Source: Kumar Sanjay Singh, “Politics of Internal Security Acts 1947-2001”

The multi-class alliance, according to Sanjay Singh, was inevitably unstable leading to periods of consolidation as well as erosion of the alliance. The fact remains that the vicissitudes of the multi-class alliance and the promulgation of internal security legislations exhibit a greater correspondence than that between the acts and the instances of terrorism, Sanjay Singh concluded.

The lecture was followed by a discussion session. Academicians, social and human right activists and students who attended the memorial lecture discussed and shared their views and opinions on the theme. Retired District Session Judge C Upendra moderated the discussion session.

During his short span of life, Dr. Kishan, who “believed in a world free from exploitation, subjugation and suppression,” addressed many crucial issues which affect the people of Manipur and the North-East India in his writings. He was the founder editor of the research journal, Alternative Perspectives (formerly known as Alternative Frames).

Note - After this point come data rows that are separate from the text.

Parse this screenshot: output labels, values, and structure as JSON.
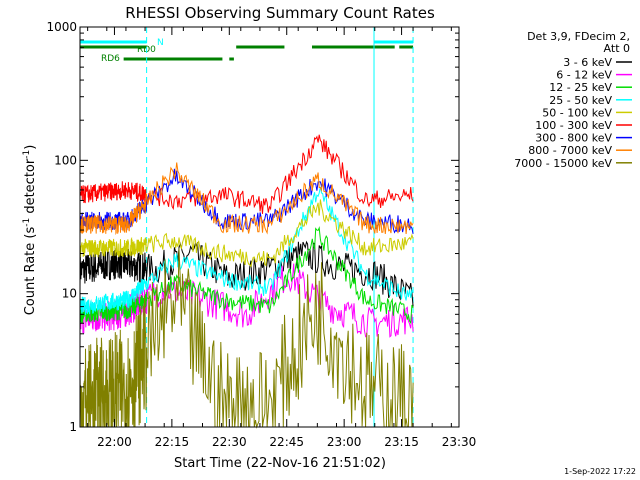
{
  "chart_data": {
    "type": "line",
    "title": "RHESSI Observing Summary Count Rates",
    "xlabel": "Start Time (22-Nov-16 21:51:02)",
    "ylabel_main": "Count Rate (s",
    "ylabel_sup1": "-1",
    "ylabel_mid": " detector",
    "ylabel_sup2": "-1",
    "ylabel_end": ")",
    "yscale": "log",
    "ylim": [
      1,
      1000
    ],
    "xlim_minutes": [
      21.85,
      23.5
    ],
    "x_ticks": [
      "22:00",
      "22:15",
      "22:30",
      "22:45",
      "23:00",
      "23:15",
      "23:30"
    ],
    "x_tick_values": [
      22.0,
      22.25,
      22.5,
      22.75,
      23.0,
      23.25,
      23.5
    ],
    "y_ticks": [
      "1",
      "10",
      "100",
      "1000"
    ],
    "y_tick_values": [
      1,
      10,
      100,
      1000
    ],
    "legend_header": [
      "Det 3,9, FDecim 2,",
      "Att 0"
    ],
    "legend_position": "top-right outside",
    "timestamp": "1-Sep-2022 17:22",
    "flags": [
      {
        "label": "N",
        "color": "#00ffff",
        "segments": [
          [
            21.85,
            22.14
          ],
          [
            23.13,
            23.3
          ]
        ]
      },
      {
        "label": "RD0",
        "color": "#008000",
        "segments": [
          [
            21.85,
            22.14
          ],
          [
            22.53,
            22.74
          ],
          [
            22.86,
            23.22
          ],
          [
            23.24,
            23.3
          ]
        ]
      },
      {
        "label": "RD6",
        "color": "#008000",
        "segments": [
          [
            22.04,
            22.47
          ],
          [
            22.5,
            22.52
          ]
        ]
      }
    ],
    "night_lines_solid": [
      21.85,
      23.13
    ],
    "night_lines_dashed": [
      22.14,
      23.3
    ],
    "series": [
      {
        "name": "3 - 6 keV",
        "color": "#000000",
        "values": [
          15,
          17,
          15,
          20,
          13,
          15,
          20,
          16,
          14,
          9
        ]
      },
      {
        "name": "6 - 12 keV",
        "color": "#ff00ff",
        "values": [
          6.5,
          7,
          11,
          9,
          7,
          14,
          8,
          6,
          6.5
        ]
      },
      {
        "name": "12 - 25 keV",
        "color": "#00dd00",
        "values": [
          7,
          7.5,
          12,
          9,
          8,
          28,
          9,
          7
        ]
      },
      {
        "name": "25 - 50 keV",
        "color": "#00ffff",
        "values": [
          8,
          9,
          18,
          13,
          11,
          60,
          14,
          9
        ]
      },
      {
        "name": "50 - 100 keV",
        "color": "#cccc00",
        "values": [
          22,
          22,
          25,
          20,
          18,
          45,
          22,
          24
        ]
      },
      {
        "name": "100 - 300 keV",
        "color": "#ff0000",
        "values": [
          55,
          60,
          50,
          55,
          45,
          145,
          50,
          55
        ]
      },
      {
        "name": "300 - 800 keV",
        "color": "#0000ff",
        "values": [
          35,
          35,
          75,
          35,
          35,
          70,
          35,
          33
        ]
      },
      {
        "name": "800 - 7000 keV",
        "color": "#ff8000",
        "values": [
          33,
          33,
          85,
          33,
          33,
          72,
          33,
          32
        ]
      },
      {
        "name": "7000 - 15000 keV",
        "color": "#808000",
        "values": [
          1.5,
          2,
          9,
          1.5,
          1.5,
          8,
          2,
          1.5
        ]
      }
    ]
  }
}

The journal provides serious and constructive evaluation of the existing conditions and circumstances in North-East India. Besides numerous articles, Dr. Kishan also authored some books. His book, “Rethinking Colonialism,” was published by World View, N. Delhi in 2006. Another book, “India’s Look East Policy and India’s Northeast: Polemics and Perspectives” was published by Concept Publications, N. Delhi in 2009.

Dr. Kishan was born on 26 Feb. 1972 to Thingnam Surendra and Thingnam Ongbi Pramo Devi at Nagamapal Kangjabi Leirak, in Imphal West District. He completed his Graduation (1992) and Post-Graduation (1994) in English from Jamia Millia Islamia, New Delhi. He did his M. Phil (1997) from Delhi University and Ph. D from Manipur University on the thesis, “A critique of the novels of Chinua Achebe and Ngugi Wa Thiang’O (2004). Before he joined Manipur Civil Service (2007) he taught English in Shyamlal College, Delhi University (1996-99), DM College of Arts, Imphal (2002-05 and 2005-07), Churachandpur College, Churachandpur District (2005), and also in Manipur University (2007).